Until Bhaag Milkha Bhaag and Mary Kom – though both had their share of booboos – Bollywood had an uncanny record of messing up biopics, in terms of historical accuracy. While Hawaizaada continues that tradition of Indian cinema, it also brings to the forefront an important facet of modern day biopics: highlighting ‘lesser known heroes’.
Until Gandhi My Father (2007) – and Rang Rasiya (2008) – Bollywood biopics were primarily limited to renowned figures like Subhash Chandra Bose, Phoolan Devi, Sardar Vallabh Bhai Patel, etc. Even though Bhaag Milkha Bhaag and Mary Kom fall into the same category, the last five years has seen a shift towards ‘unsung heroes’ with Dirty Picture (2011), Paan Singh Tomar (2013) and Shahid (2013) – all three masterpieces in their own right.
With Hawaizaada, however, Vibhu Puri went for a biopic, whose success inevitably depended on historical inaccuracy and exaggerations. While both inaccuracies and exaggerations are found in abundance in this rather lengthy (157 minutes) movie, the final product fails to justify them.
Loosely (extremely) based on the life of Shivkar Bapuji Talpade, the man credited with constructing and flying an unmanned airplane in 1895, without documented evidence, Hawaizaada is brimming over with misplaced patriotism and unnecessary romance. It also goes on to portray, and hence claim, that the first manned airplane was also flown by Talpade, before the Wright Brothers. What makes that unsubstantiated claim worse is the use of ancient scriptures as the source of scientific inventions of the late 19th and early 20th century.
Historical inaccuracies aside, what really sinks Hawaizaada is the emphasis on an equally undocumented romance in a story that should have been about a great scientific mind and visionary for India. That the movie also implies that the romance turned out to be a decisive factor in Talpade not only fulfilling his ambition, but was also crucial in achieving it, is basically the final nail in the coffin for what was supposed to be a biopic.
Yes, filmmakers all over the world take liberties in biopics, but not to the point of self-defeat.
Ayushmann Khurrana does a decent job as Shivkar Bapuji Talpade, despite occasionally unnecessarily relying on melodrama. Pallavi Sharda as Sitara, Talpade’s love interest, also is effective enough in her depiction of a dancer who tries to convince Talpade of their incompatibility. The lack of dancing talent for someone playing a dancer is again, a criminal let down.
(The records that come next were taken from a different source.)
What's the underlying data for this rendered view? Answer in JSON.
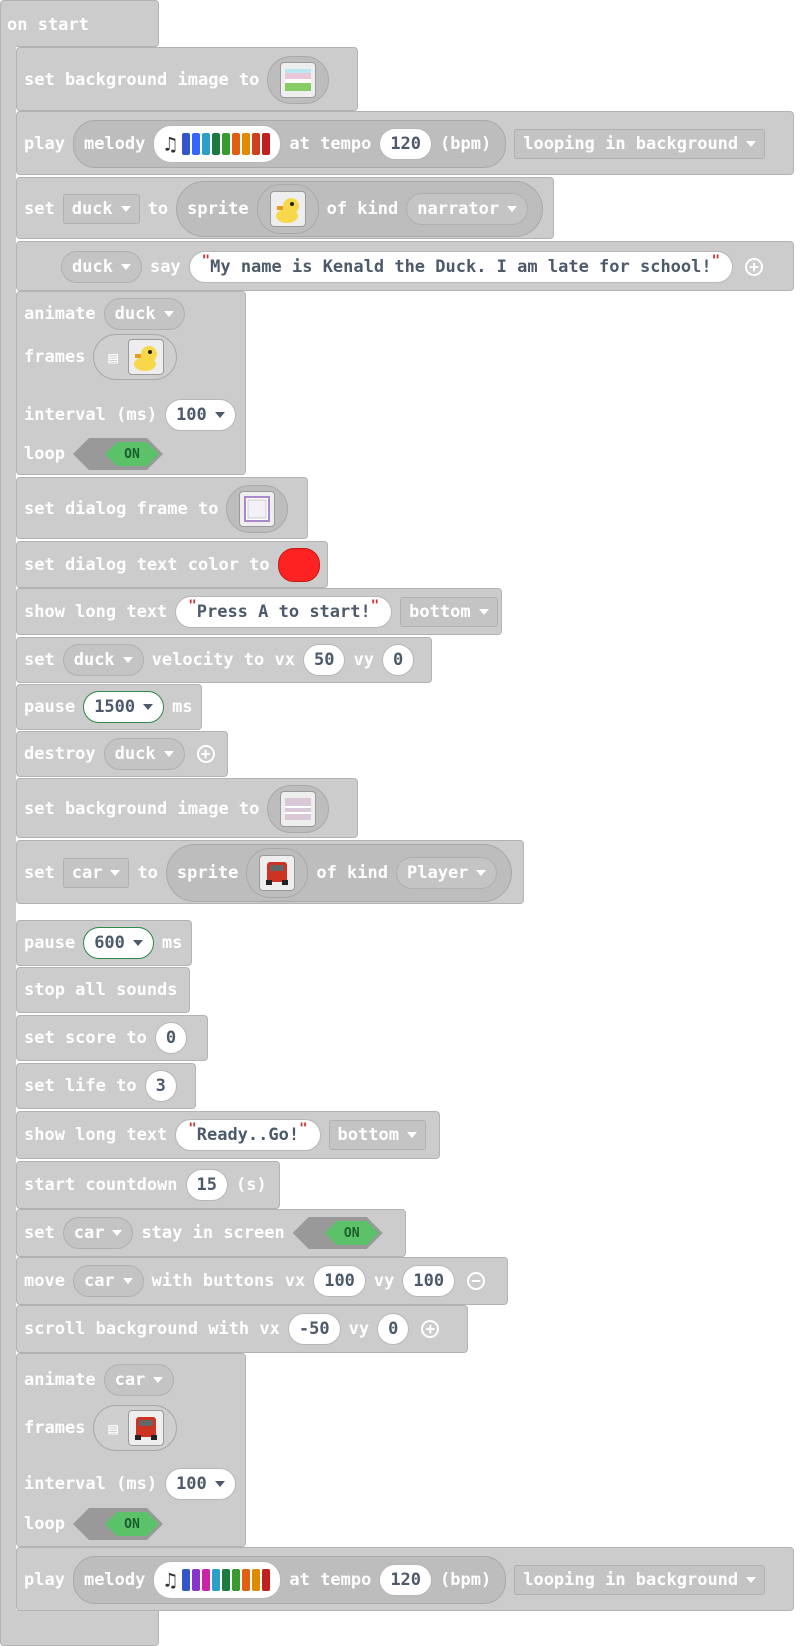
{
  "hat": {
    "label": "on start"
  },
  "blocks": {
    "b1": {
      "t1": "set background image to"
    },
    "b2": {
      "t1": "play",
      "t2": "melody",
      "t3": "at tempo",
      "tempo": "120",
      "t4": "(bpm)",
      "mode": "looping in background",
      "melody_colors": [
        "#3355cc",
        "#3366ff",
        "#2aa0c8",
        "#1a7a40",
        "#3a9a30",
        "#e06010",
        "#e08a00",
        "#d04020",
        "#c02020"
      ]
    },
    "b3": {
      "t1": "set",
      "var": "duck",
      "t2": "to",
      "t3": "sprite",
      "t4": "of kind",
      "kind": "narrator"
    },
    "b4": {
      "var": "duck",
      "t1": "say",
      "text": "My name is Kenald the Duck. I am late for school!"
    },
    "b5": {
      "t1": "animate",
      "var": "duck",
      "t2": "frames",
      "t3": "interval (ms)",
      "interval": "100",
      "t4": "loop",
      "toggle": "ON"
    },
    "b6": {
      "t1": "set dialog frame to"
    },
    "b7": {
      "t1": "set dialog text color to",
      "color": "#ff2222"
    },
    "b8": {
      "t1": "show long text",
      "text": "Press A to start!",
      "pos": "bottom"
    },
    "b9": {
      "t1": "set",
      "var": "duck",
      "t2": "velocity to vx",
      "vx": "50",
      "t3": "vy",
      "vy": "0"
    },
    "b10": {
      "t1": "pause",
      "ms_val": "1500",
      "t2": "ms"
    },
    "b11": {
      "t1": "destroy",
      "var": "duck"
    },
    "b12": {
      "t1": "set background image to"
    },
    "b13": {
      "t1": "set",
      "var": "car",
      "t2": "to",
      "t3": "sprite",
      "t4": "of kind",
      "kind": "Player"
    },
    "b14": {
      "t1": "pause",
      "ms_val": "600",
      "t2": "ms"
    },
    "b15": {
      "t1": "stop all sounds"
    },
    "b16": {
      "t1": "set score to",
      "val": "0"
    },
    "b17": {
      "t1": "set life to",
      "val": "3"
    },
    "b18": {
      "t1": "show long text",
      "text": "Ready..Go!",
      "pos": "bottom"
    },
    "b19": {
      "t1": "start countdown",
      "val": "15",
      "t2": "(s)"
    },
    "b20": {
      "t1": "set",
      "var": "car",
      "t2": "stay in screen",
      "toggle": "ON"
    },
    "b21": {
      "t1": "move",
      "var": "car",
      "t2": "with buttons vx",
      "vx": "100",
      "t3": "vy",
      "vy": "100"
    },
    "b22": {
      "t1": "scroll background with vx",
      "vx": "-50",
      "t2": "vy",
      "vy": "0"
    },
    "b23": {
      "t1": "animate",
      "var": "car",
      "t2": "frames",
      "t3": "interval (ms)",
      "interval": "100",
      "t4": "loop",
      "toggle": "ON"
    },
    "b24": {
      "t1": "play",
      "t2": "melody",
      "t3": "at tempo",
      "tempo": "120",
      "t4": "(bpm)",
      "mode": "looping in background",
      "melody_colors": [
        "#3355cc",
        "#8833cc",
        "#cc22aa",
        "#2aa0c8",
        "#1a7a40",
        "#3a9a30",
        "#e06010",
        "#e08a00",
        "#c02020"
      ]
    }
  },
  "icons": {
    "melody": "music-note-icon",
    "film": "film-strip-icon",
    "plus": "plus-circle-icon",
    "minus": "minus-circle-icon"
  }
}
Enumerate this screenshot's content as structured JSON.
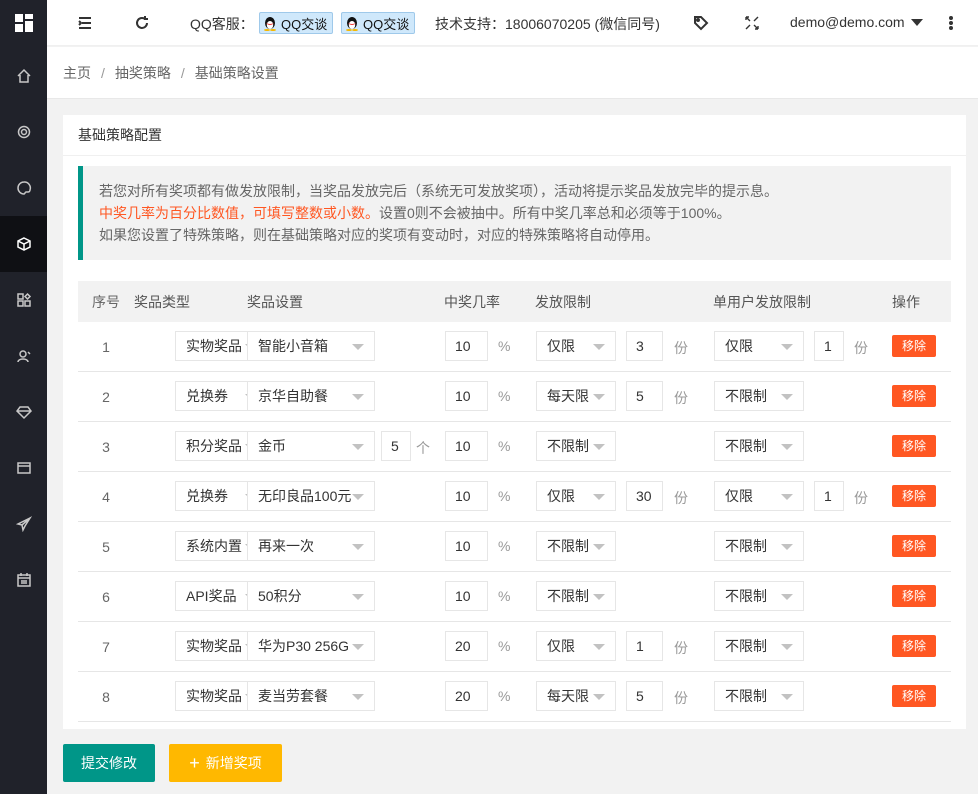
{
  "header": {
    "qq_label": "QQ客服：",
    "qq_badges": [
      "QQ交谈",
      "QQ交谈"
    ],
    "support": "技术支持：18006070205 (微信同号)",
    "user": "demo@demo.com"
  },
  "breadcrumb": [
    "主页",
    "抽奖策略",
    "基础策略设置"
  ],
  "card_title": "基础策略配置",
  "notice": {
    "line1": "若您对所有奖项都有做发放限制，当奖品发放完后（系统无可发放奖项），活动将提示奖品发放完毕的提示息。",
    "line2_red": "中奖几率为百分比数值，可填写整数或小数。",
    "line2_rest": "设置0则不会被抽中。所有中奖几率总和必须等于100%。",
    "line3": "如果您设置了特殊策略，则在基础策略对应的奖项有变动时，对应的特殊策略将自动停用。"
  },
  "table": {
    "headers": [
      "序号",
      "奖品类型",
      "奖品设置",
      "中奖几率",
      "发放限制",
      "单用户发放限制",
      "操作"
    ],
    "percent_unit": "%",
    "unit_fen": "份",
    "unit_ge": "个",
    "remove_label": "移除",
    "rows": [
      {
        "idx": "1",
        "type": "实物奖品",
        "prize": "智能小音箱",
        "extra": "",
        "rate": "10",
        "limit": "仅限",
        "limit_qty": "3",
        "user_limit": "仅限",
        "user_qty": "1"
      },
      {
        "idx": "2",
        "type": "兑换券",
        "prize": "京华自助餐",
        "extra": "",
        "rate": "10",
        "limit": "每天限",
        "limit_qty": "5",
        "user_limit": "不限制",
        "user_qty": ""
      },
      {
        "idx": "3",
        "type": "积分奖品",
        "prize": "金币",
        "extra": "5",
        "rate": "10",
        "limit": "不限制",
        "limit_qty": "",
        "user_limit": "不限制",
        "user_qty": ""
      },
      {
        "idx": "4",
        "type": "兑换券",
        "prize": "无印良品100元",
        "extra": "",
        "rate": "10",
        "limit": "仅限",
        "limit_qty": "30",
        "user_limit": "仅限",
        "user_qty": "1"
      },
      {
        "idx": "5",
        "type": "系统内置",
        "prize": "再来一次",
        "extra": "",
        "rate": "10",
        "limit": "不限制",
        "limit_qty": "",
        "user_limit": "不限制",
        "user_qty": ""
      },
      {
        "idx": "6",
        "type": "API奖品",
        "prize": "50积分",
        "extra": "",
        "rate": "10",
        "limit": "不限制",
        "limit_qty": "",
        "user_limit": "不限制",
        "user_qty": ""
      },
      {
        "idx": "7",
        "type": "实物奖品",
        "prize": "华为P30 256G",
        "extra": "",
        "rate": "20",
        "limit": "仅限",
        "limit_qty": "1",
        "user_limit": "不限制",
        "user_qty": ""
      },
      {
        "idx": "8",
        "type": "实物奖品",
        "prize": "麦当劳套餐",
        "extra": "",
        "rate": "20",
        "limit": "每天限",
        "limit_qty": "5",
        "user_limit": "不限制",
        "user_qty": ""
      }
    ]
  },
  "buttons": {
    "submit": "提交修改",
    "add": "新增奖项"
  },
  "colors": {
    "sidebar": "#20222a",
    "primary": "#009688",
    "danger": "#ff5722",
    "warm": "#ffb800"
  }
}
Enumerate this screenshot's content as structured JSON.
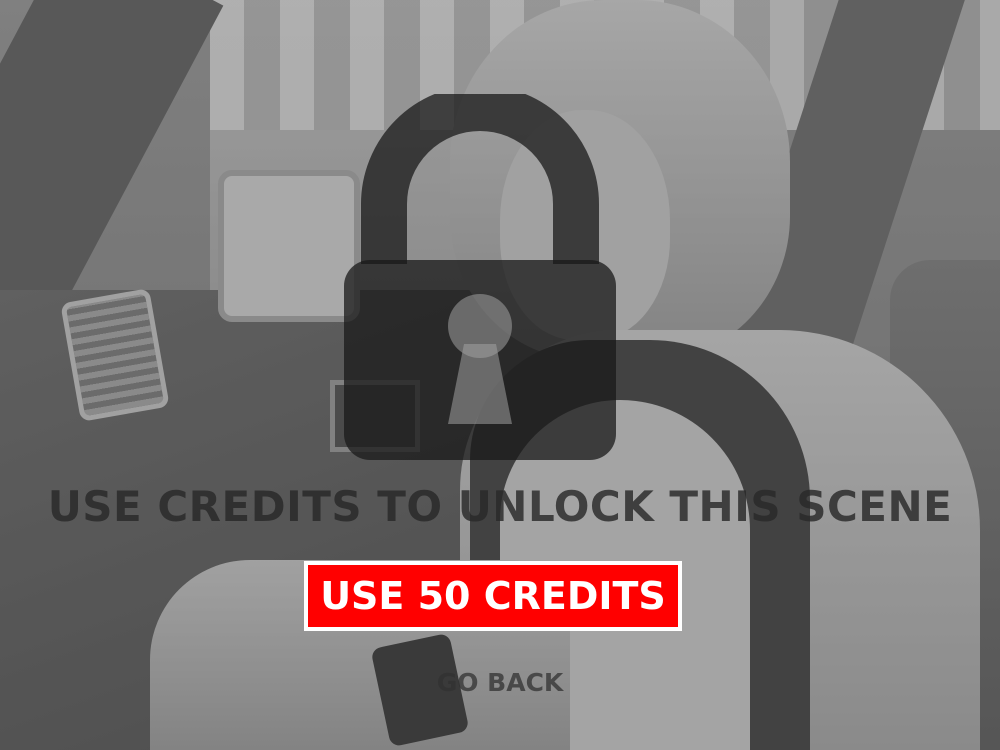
{
  "lock_screen": {
    "icon": "lock-icon",
    "prompt": "USE CREDITS TO UNLOCK THIS SCENE",
    "unlock_button_label": "USE 50 CREDITS",
    "back_label": "GO BACK"
  },
  "colors": {
    "unlock_button_bg": "#ff0000",
    "unlock_button_border": "#ffffff",
    "unlock_button_text": "#ffffff",
    "prompt_text": "#282828"
  }
}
Mithun Chakraborty as Pandit Subbaraya Shastri, Talpade’s teacher and mentor, puts together arguably the performance that makes the film worth watching at any level. The ‘mad scientist’ role fits him perfectly, and he reciprocates by doing complete justice to it.
One can see Sanjay Leela Bhansali’s influence over the sets, since director Vibhu Puri has worked with Bhansali in Saawariya and Guzaarish
An important factor in biopics based in the 19th century of course is the recreation of that era. The film that is almost entirely shot in sets does put in an admirable effort. One can see Sanjay Leela Bhansali’s influence over the sets, since director Vibhu Puri has worked with Bhansali in Saawariya and Guzaarish.
The music, like much of the other segments of Hawaizaada, doesn’t leave much to write home about.
Despite the filmmakers rightly touting the movie as fictional, and the story as being ‘inspired’ from Shivkar Bapuji Talpade’s life, the liberties taken stretches beyond the realm of logic. Furthermore, the recreation of the anti-British freedom movement adds to the jingoism that crescendos with the claim that the Wright Brothers’ invention came after Talpade’s work.
Not what I would recommend for an enjoyable or intellectually stimulating weekend reprieve.